The novel, The Ultimate Threat, was released worldwide last week on Amazon by British publisher Endeavour Press Ltd. of London. By Saturday it had reached Number 20 on Amazon’s Kindle top seller list for thriller and espionage books.
Tom Kasey, author of the bestselling novel Cold Kill, described Osborne’s novel as “A brilliant action story ripped straight from the headlines.”
Osborne said his novel is “quite intentionally a disturbing glimpse into the heinous crimes being committed daily by religious extremists.
“But it is also a deeply compassionate account of the horrendous suffering by millions of innocent people simply because they had the misfortune of being present when those barbarians attacked their homelands.”
Economist Marilyn Cottrell of Burlington, Ont., called the novel outstanding.
“The Ultimate Threat is a compelling read — an action-packed thriller coupled with human emotions and human tragedy . . . there is a new twist as you turn every page,” said Cottrell, a university professor and self-described addict of thriller novels.
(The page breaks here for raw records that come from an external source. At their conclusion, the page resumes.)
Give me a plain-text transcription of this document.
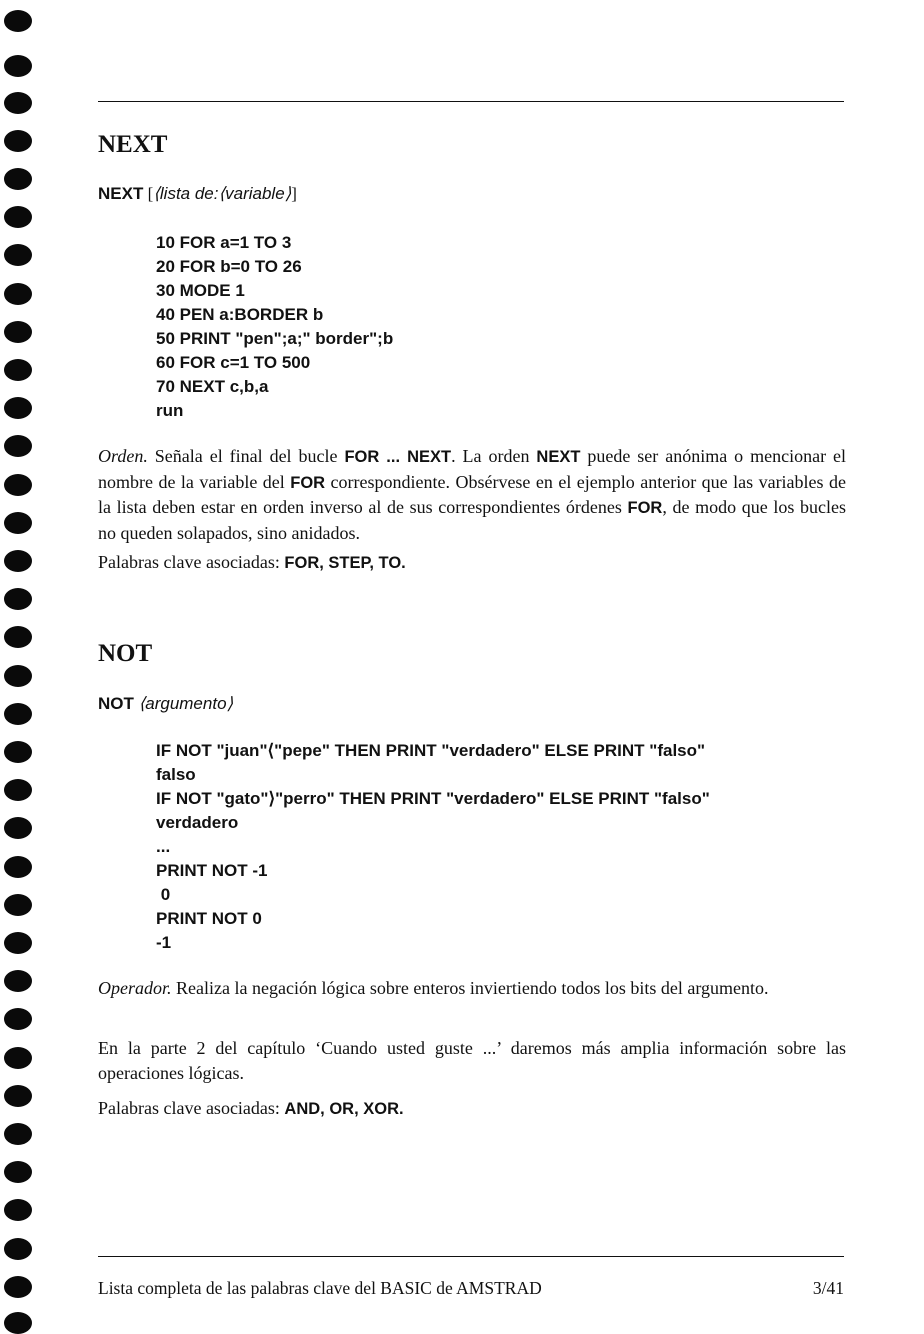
NEXT
NEXT [⟨lista de:⟨variable⟩]
10 FOR a=1 TO 3
20 FOR b=0 TO 26
30 MODE 1
40 PEN a:BORDER b
50 PRINT "pen";a;" border";b
60 FOR c=1 TO 500
70 NEXT c,b,a
run
Orden. Señala el final del bucle FOR ... NEXT. La orden NEXT puede ser anónima o mencionar el nombre de la variable del FOR correspondiente. Obsérvese en el ejemplo anterior que las variables de la lista deben estar en orden inverso al de sus correspondientes órdenes FOR, de modo que los bucles no queden solapados, sino anidados.
Palabras clave asociadas: FOR, STEP, TO.
NOT
NOT ⟨argumento⟩
IF NOT "juan"⟨"pepe" THEN PRINT "verdadero" ELSE PRINT "falso"
falso
IF NOT "gato"⟩"perro" THEN PRINT "verdadero" ELSE PRINT "falso"
verdadero
...
PRINT NOT -1
0
PRINT NOT 0
-1
Operador. Realiza la negación lógica sobre enteros inviertiendo todos los bits del argumento.
En la parte 2 del capítulo ‘Cuando usted guste ...’ daremos más amplia información sobre las operaciones lógicas.
Palabras clave asociadas: AND, OR, XOR.
Lista completa de las palabras clave del BASIC de AMSTRAD	3/41
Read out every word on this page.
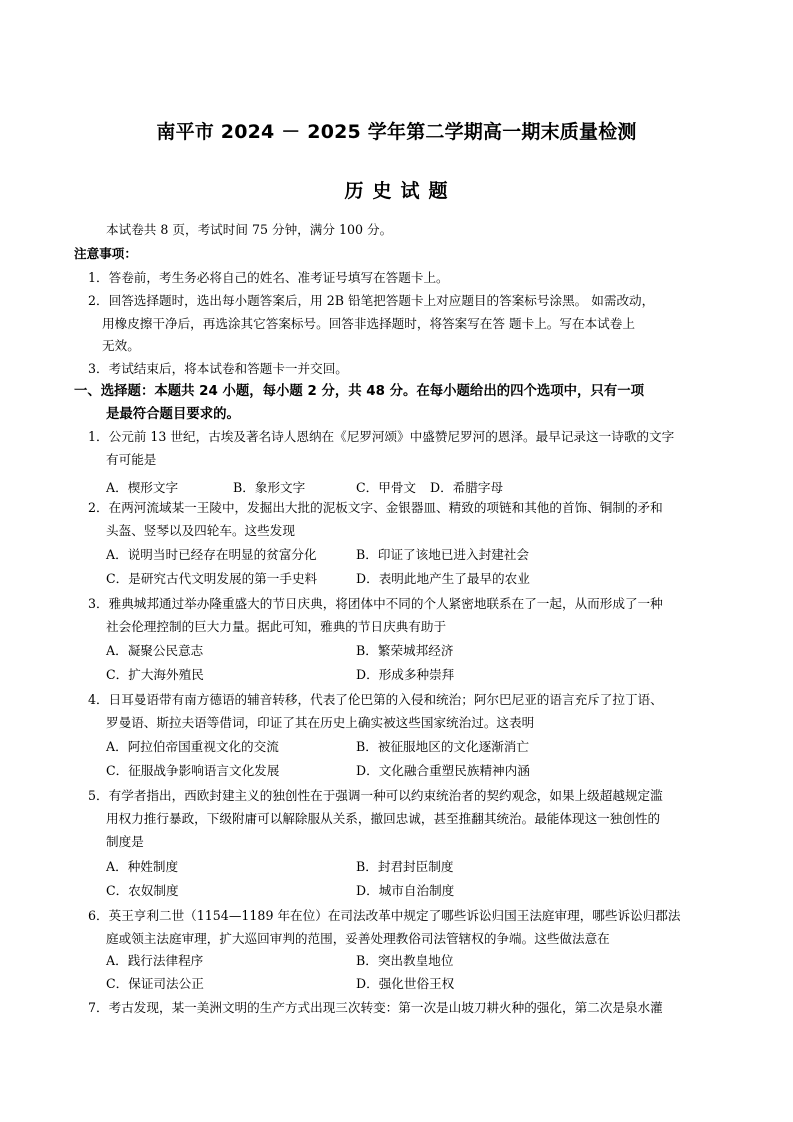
南平市 2024 － 2025 学年第二学期高一期末质量检测
历史试题
本试卷共 8 页，考试时间 75 分钟，满分 100 分。
注意事项：
1．答卷前，考生务必将自己的姓名、准考证号填写在答题卡上。
2．回答选择题时，选出每小题答案后，用 2B 铅笔把答题卡上对应题目的答案标号涂黑。 如需改动，
用橡皮擦干净后，再选涂其它答案标号。回答非选择题时，将答案写在答 题卡上。写在本试卷上
无效。
3．考试结束后，将本试卷和答题卡一并交回。
一、选择题：本题共 24 小题，每小题 2 分，共 48 分。在每小题给出的四个选项中，只有一项
是最符合题目要求的。
1．公元前 13 世纪，古埃及著名诗人恩纳在《尼罗河颂》中盛赞尼罗河的恩泽。最早记录这一诗歌的文字
有可能是
A．楔形文字	B．象形文字	C．甲骨文 D．希腊字母
2．在两河流域某一王陵中，发掘出大批的泥板文字、金银器皿、精致的项链和其他的首饰、铜制的矛和
头盔、竖琴以及四轮车。这些发现
A．说明当时已经存在明显的贫富分化	B．印证了该地已进入封建社会
C．是研究古代文明发展的第一手史料	D．表明此地产生了最早的农业
3．雅典城邦通过举办隆重盛大的节日庆典，将团体中不同的个人紧密地联系在了一起，从而形成了一种
社会伦理控制的巨大力量。据此可知，雅典的节日庆典有助于
A．凝聚公民意志	B．繁荣城邦经济
C．扩大海外殖民	D．形成多种崇拜
4．日耳曼语带有南方德语的辅音转移，代表了伦巴第的入侵和统治；阿尔巴尼亚的语言充斥了拉丁语、
罗曼语、斯拉夫语等借词，印证了其在历史上确实被这些国家统治过。这表明
A．阿拉伯帝国重视文化的交流	B．被征服地区的文化逐渐消亡
C．征服战争影响语言文化发展	D．文化融合重塑民族精神内涵
5．有学者指出，西欧封建主义的独创性在于强调一种可以约束统治者的契约观念，如果上级超越规定滥
用权力推行暴政，下级附庸可以解除服从关系，撤回忠诚，甚至推翻其统治。最能体现这一独创性的
制度是
A．种姓制度	B．封君封臣制度
C．农奴制度	D．城市自治制度
6．英王亨利二世（1154—1189 年在位）在司法改革中规定了哪些诉讼归国王法庭审理，哪些诉讼归郡法
庭或领主法庭审理，扩大巡回审判的范围，妥善处理教俗司法管辖权的争端。这些做法意在
A．践行法律程序	B．突出教皇地位
C．保证司法公正	D．强化世俗王权
7．考古发现，某一美洲文明的生产方式出现三次转变：第一次是山坡刀耕火种的强化，第二次是泉水灌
Five years in the making, Osborne said the novel is a fictional account of the rapid spread of terrorism in recent years across the Middle East, Africa and Europe, but with a difference.
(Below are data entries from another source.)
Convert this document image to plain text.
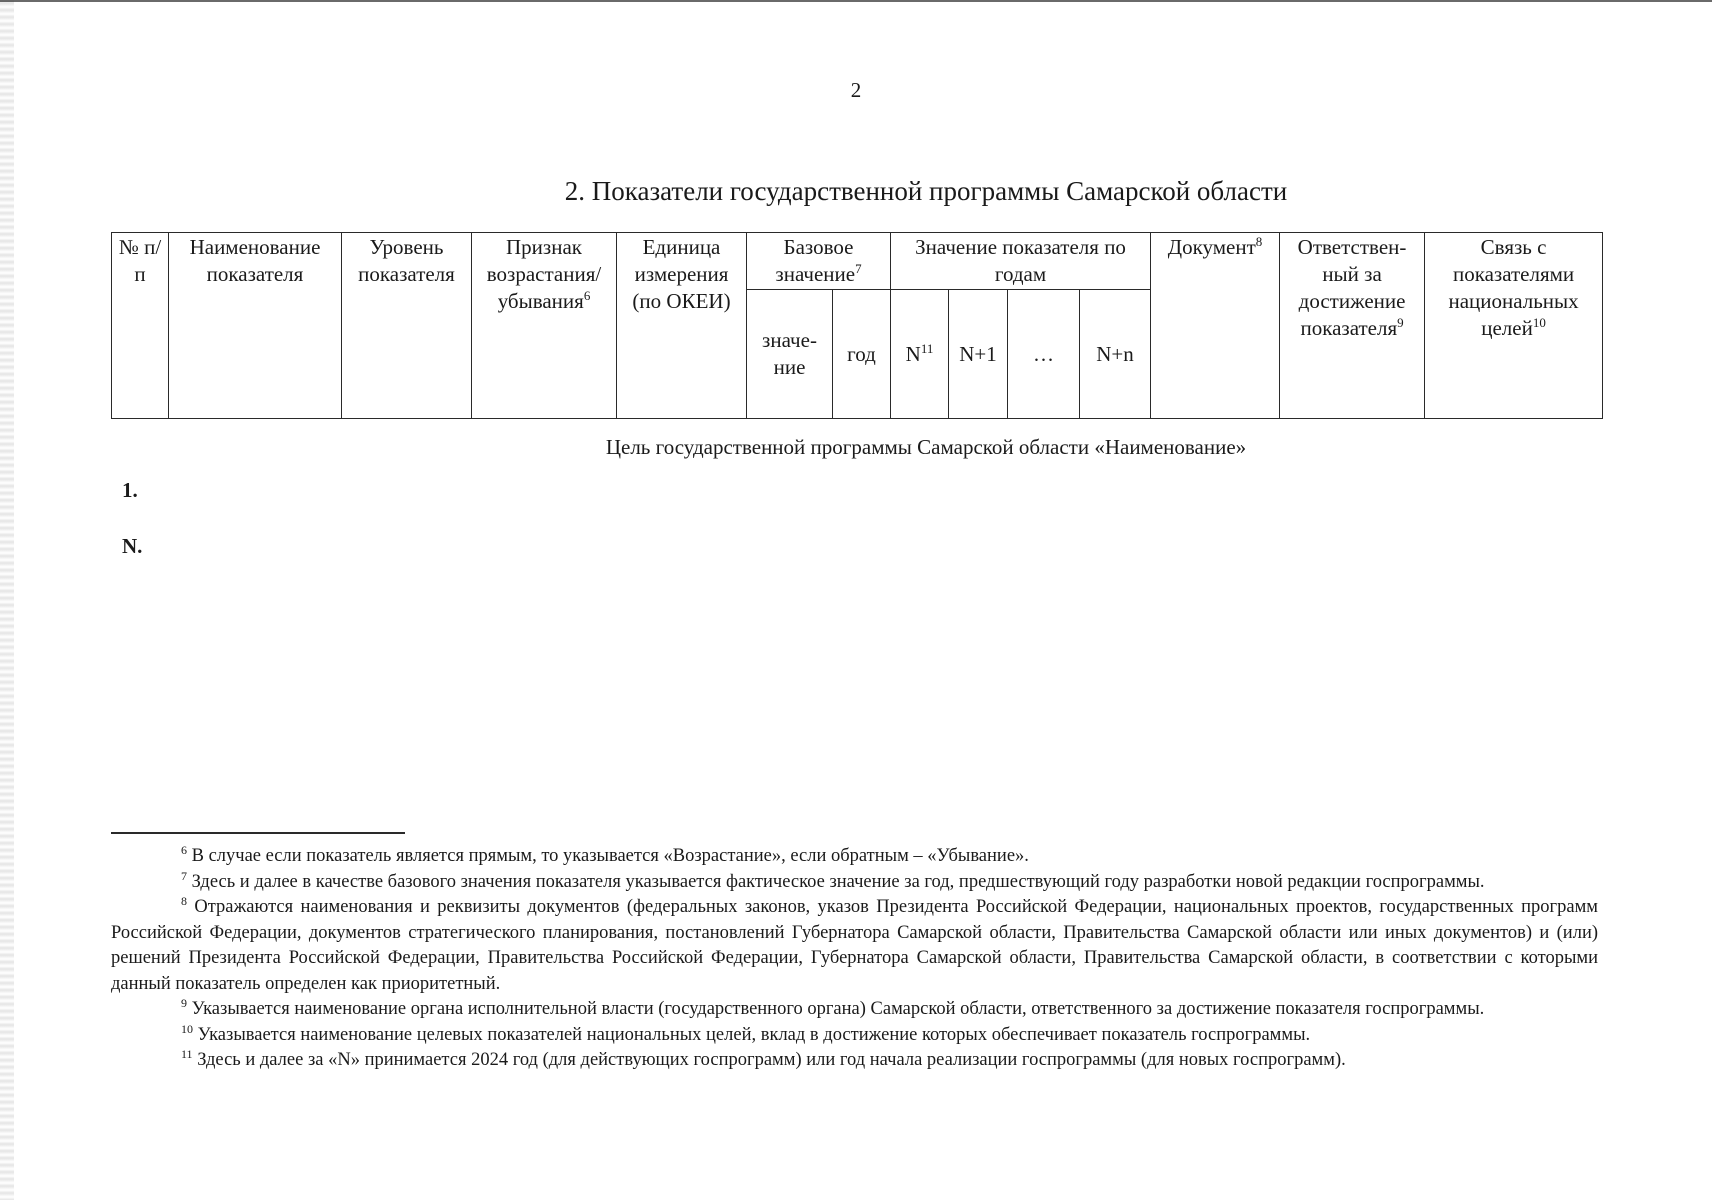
2
2. Показатели государственной программы Самарской области
№ п/п	Наименование показателя	Уровень показателя	Признак возрастания/ убывания$^6$	Единица измерения (по ОКЕИ)	Базовое значение$^7$		Значение показателя по годам				Документ$^8$	Ответствен- ный за достижение показателя$^9$	Связь с показателями национальных целей$^{10}$
					значе- ние	год	$N^{11}$	N+1	…	N+n			
Цель государственной программы Самарской области «Наименование»
1.
N.

$^6$ В случае если показатель является прямым, то указывается «Возрастание», если обратным – «Убывание».

$^7$ Здесь и далее в качестве базового значения показателя указывается фактическое значение за год, предшествующий году разработки новой редакции госпрограммы.

$^8$ Отражаются наименования и реквизиты документов (федеральных законов, указов Президента Российской Федерации, национальных проектов, государственных программ Российской Федерации, документов стратегического планирования, постановлений Губернатора Самарской области, Правительства Самарской области или иных документов) и (или) решений Президента Российской Федерации, Правительства Российской Федерации, Губернатора Самарской области, Правительства Самарской области, в соответствии с которыми данный показатель определен как приоритетный.

$^9$ Указывается наименование органа исполнительной власти (государственного органа) Самарской области, ответственного за достижение показателя госпрограммы.

$^{10}$ Указывается наименование целевых показателей национальных целей, вклад в достижение которых обеспечивает показатель госпрограммы.

$^{11}$ Здесь и далее за «N» принимается 2024 год (для действующих госпрограмм) или год начала реализации госпрограммы (для новых госпрограмм).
“I have superimposed this unsettling story onto genuine surroundings in American cities. The objective is to bring home to everyone in the West the potential implications of the savagery being committed by ISIS and other barbarians like them, and their wannabe imitators.
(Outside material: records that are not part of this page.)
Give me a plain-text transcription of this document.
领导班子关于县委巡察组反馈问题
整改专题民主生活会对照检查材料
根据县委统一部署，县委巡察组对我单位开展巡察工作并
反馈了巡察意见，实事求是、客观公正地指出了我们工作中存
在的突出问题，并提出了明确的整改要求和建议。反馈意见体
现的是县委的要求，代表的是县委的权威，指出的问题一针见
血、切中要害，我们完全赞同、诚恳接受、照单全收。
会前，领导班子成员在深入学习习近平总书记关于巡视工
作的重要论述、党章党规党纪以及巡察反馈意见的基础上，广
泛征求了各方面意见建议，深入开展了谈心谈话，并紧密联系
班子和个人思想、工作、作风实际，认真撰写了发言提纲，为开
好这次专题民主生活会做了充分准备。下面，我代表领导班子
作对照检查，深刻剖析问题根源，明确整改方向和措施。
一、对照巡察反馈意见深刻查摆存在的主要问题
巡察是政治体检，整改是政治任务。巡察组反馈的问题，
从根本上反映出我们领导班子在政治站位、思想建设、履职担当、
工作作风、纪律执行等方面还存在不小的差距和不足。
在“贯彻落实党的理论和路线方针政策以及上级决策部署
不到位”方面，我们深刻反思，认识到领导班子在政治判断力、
“Make no mistake, unless we learn how to act more effectively we may find ourselves subjected to the same unspeakable sadism, on a much larger scale than we’ve already seen in New York, Paris, London, Nairobi, Boston, Ottawa . . . the list grows.”
British writer James Ferron Anderson, author of the popular novel, The River and The Sea, described The Ultimate Threat as “an up-to-the minute, exciting, fast-moving thriller that ties in with the terrible events of ISIS terrorism . . . brought right to the doorsteps of North American citizens.”
Anderson said he found the novel extremely visual with “scene after scene coming alive in front of me as the pages went by. Indeed, I found myself at times mentally casting it for a movie.”
“I have but only two thumbs to raise in praise of The Ultimate Threat,” said retired businessman Tim Young. “I wish I had more.”
Osborne is a former investigative journalist and corporate executive who turned to fiction writing after semi-retiring a decade ago. An avid reader, he says the first book he can remember browsing through cover-to-cover was The Complete Encyclopedia Britannica.
“I was perhaps eight years old and spent the winter paging through it.
“The alternatives were my mother’s romance novels, understandably repugnant to a boy my age, and a health and wellness manual with explicit colour illustrations of the human body my parents deemed their pre-pubescent son far too young to observe.”